電圧レギュレータの動作ですが、入力電圧や出力電流に応じてドライバトランジスタ / FETの抵抗値を調整することで出力電圧を一定に保ちます。

ここではどのように入力電圧や出力電流に応じて、ドライバトランジスタ / FETの抵抗値を制御し、出力電圧を一定に保っているか説明します。

ドライバFETの抵抗値の制御は、エラーアンプを用いたフィードバック回路(負帰還回路)により、ドライバFETのゲート電圧(=エラーアンプの出力)を調整することで行っています。

具体的には、エラーアンプで “出力電圧の分割電圧: FB” と “基準電圧: VREF” の比較を行い、差分がゼロとなるようにドライバFETのゲート電圧を調整することで、出力電圧を一定に保っています。

この説明だけではイメージが掴みにくいので、簡単な例を使ってエラーアンプの動作を見てみます。

Case1 : 出力電圧が設定出力電圧より低い場合

出力電圧が設定出力電圧よりも低い場合、エラーアンプの基準電圧VREFよりFB電圧が低くなり、エラーアンプの出力電圧を低下させます。

エラーアンプの出力はPchドライバFETのゲートに入力され、PchドライバFETのオン抵抗 “Ron” を低下させます。

PchドライバFETのオン抵抗 “Ron” が低下すると、ドライバFETでの電圧降下が減少するため、出力電圧が上昇していきます。この動作により設定出力電圧より低かった出力電圧が上昇します。

この動作は出力電圧が設定出力電圧値に等しくなるまで継続します。

VOUT ⇒ FB < VREF
⇒ Error AMP : Low ⇒ Pch Driver “Ron

つまり、

VOUTが設定より下がったらPchドライバRonを下げVOUT上げる

ことにより、VOUTを設定値で安定させる。

Case2 : 出力電圧が設定出力電圧より高い場合

出力電圧が設定出力電圧より高い場合、エラーアンプは基準電圧VREFよりもFB電圧が高くなり、エラーアンプの出力電圧を上昇させます。

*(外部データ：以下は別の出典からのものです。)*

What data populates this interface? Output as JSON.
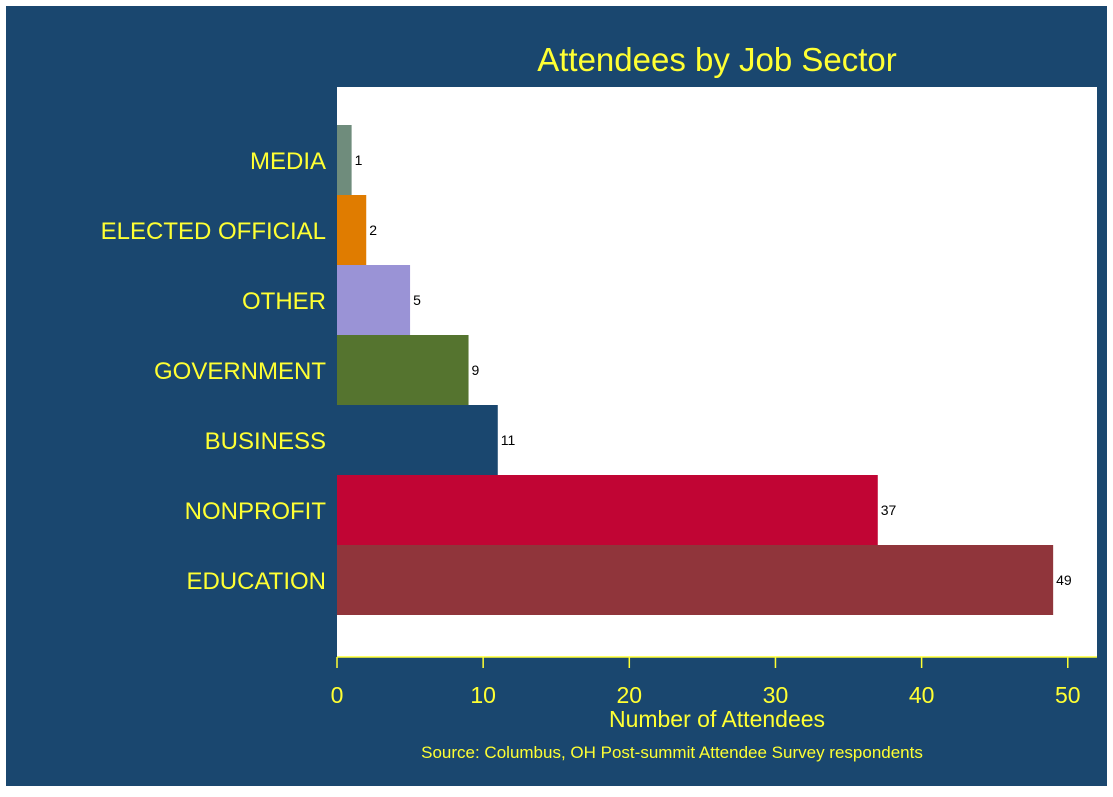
{
  "chart_data": {
    "type": "bar",
    "orientation": "horizontal",
    "title": "Attendees by Job Sector",
    "xlabel": "Number of Attendees",
    "note": "Source: Columbus, OH Post-summit Attendee Survey respondents",
    "categories": [
      "MEDIA",
      "ELECTED OFFICIAL",
      "OTHER",
      "GOVERNMENT",
      "BUSINESS",
      "NONPROFIT",
      "EDUCATION"
    ],
    "values": [
      1,
      2,
      5,
      9,
      11,
      37,
      49
    ],
    "colors": [
      "#6f8c7c",
      "#e07c00",
      "#9a93d6",
      "#55742f",
      "#1a476f",
      "#c10534",
      "#90353b"
    ],
    "xlim": [
      0,
      52
    ],
    "xticks": [
      0,
      10,
      20,
      30,
      40,
      50
    ],
    "grid": false,
    "legend": "none"
  },
  "colors": {
    "background": "#1a476f",
    "plot_area": "#ffffff",
    "text": "#ffff33",
    "value_label": "#000000"
  }
}
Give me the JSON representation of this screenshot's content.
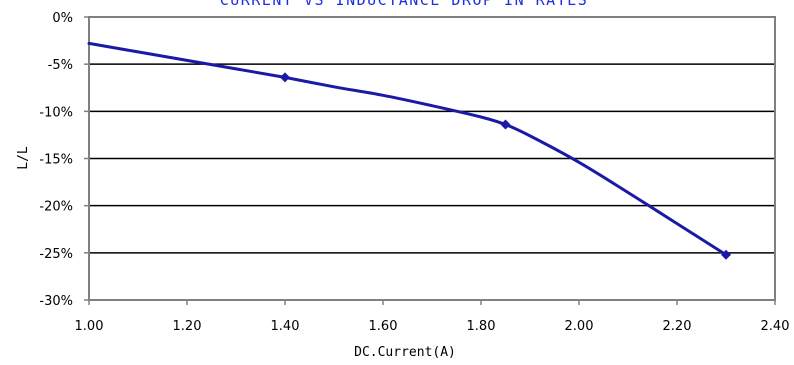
{
  "chart_data": {
    "type": "line",
    "title": "CURRENT VS INDUCTANCE DROP IN RATES",
    "xlabel": "DC.Current(A)",
    "ylabel": "L/L",
    "xlim": [
      1.0,
      2.4
    ],
    "ylim": [
      -30,
      0
    ],
    "x_ticks": [
      "1.00",
      "1.20",
      "1.40",
      "1.60",
      "1.80",
      "2.00",
      "2.20",
      "2.40"
    ],
    "y_ticks": [
      "0%",
      "-5%",
      "-10%",
      "-15%",
      "-20%",
      "-25%",
      "-30%"
    ],
    "grid": "horizontal",
    "series": [
      {
        "curve_x": [
          1.0,
          1.1,
          1.2,
          1.3,
          1.4,
          1.5,
          1.6,
          1.7,
          1.8,
          1.85,
          1.9,
          2.0,
          2.1,
          2.2,
          2.3
        ],
        "curve_y": [
          -2.8,
          -3.7,
          -4.6,
          -5.5,
          -6.4,
          -7.4,
          -8.3,
          -9.4,
          -10.6,
          -11.4,
          -12.6,
          -15.4,
          -18.6,
          -21.9,
          -25.2
        ],
        "markers": [
          {
            "x": 1.4,
            "y": -6.4
          },
          {
            "x": 1.85,
            "y": -11.4
          },
          {
            "x": 2.3,
            "y": -25.2
          }
        ]
      }
    ],
    "colors": {
      "line": "#1a1aa6",
      "title": "#1f2ee0",
      "frame": "#808080",
      "grid": "#000000"
    }
  }
}
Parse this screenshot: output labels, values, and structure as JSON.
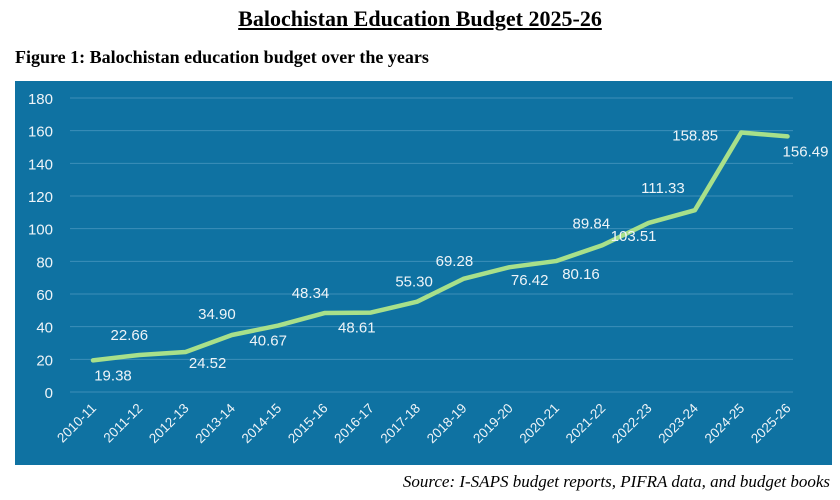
{
  "header": {
    "title": "Balochistan Education Budget 2025-26",
    "figure_caption": "Figure 1: Balochistan education budget over the years"
  },
  "footer": {
    "source": "Source: I-SAPS budget reports, PIFRA data, and budget books"
  },
  "colors": {
    "background": "#0f72a2",
    "line": "#a8e08a",
    "grid": "#3d8fb8",
    "text": "#eef4f8"
  },
  "chart_data": {
    "type": "line",
    "title": "Balochistan education budget over the years",
    "xlabel": "",
    "ylabel": "",
    "categories": [
      "2010-11",
      "2011-12",
      "2012-13",
      "2013-14",
      "2014-15",
      "2015-16",
      "2016-17",
      "2017-18",
      "2018-19",
      "2019-20",
      "2020-21",
      "2021-22",
      "2022-23",
      "2023-24",
      "2024-25",
      "2025-26"
    ],
    "values": [
      19.38,
      22.66,
      24.52,
      34.9,
      40.67,
      48.34,
      48.61,
      55.3,
      69.28,
      76.42,
      80.16,
      89.84,
      103.51,
      111.33,
      158.85,
      156.49
    ],
    "data_labels": [
      "19.38",
      "22.66",
      "24.52",
      "34.90",
      "40.67",
      "48.34",
      "48.61",
      "55.30",
      "69.28",
      "76.42",
      "80.16",
      "89.84",
      "103.51",
      "111.33",
      "158.85",
      "156.49"
    ],
    "yticks": [
      "0",
      "20",
      "40",
      "60",
      "80",
      "100",
      "120",
      "140",
      "160",
      "180"
    ],
    "ylim": [
      0,
      180
    ],
    "grid": true,
    "legend": "none"
  }
}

エラーアンプの出力PchドライバFETのゲートに入力され、PchドライバFETのオン抵抗 “Ron” を上昇させます。

PchドライバFETのオン抵抗 “Ron” が上昇すると、ドライバFETでの電圧降下が増加するため、出力電圧が低下していきます。この動作により設定出力電圧より高かった出力電圧が低下します。

この挙動は出力電圧が設定出力電圧値に等しくなるまで継続します。

VOUT ⇒ FB > VREF
⇒ Error AMP : High ⇒ Pch Driver “Ron

つまり、

VOUTが設定より上がったらPchドライバRonを上げVOUT下げる

ことにより、VOUTを設定値で安定させる。

このように、出力電圧を監視してフィードバックすることで、”設定出力電圧を一定に保つ” ように制御しているのが、リニアタイプの電圧レギュレータです。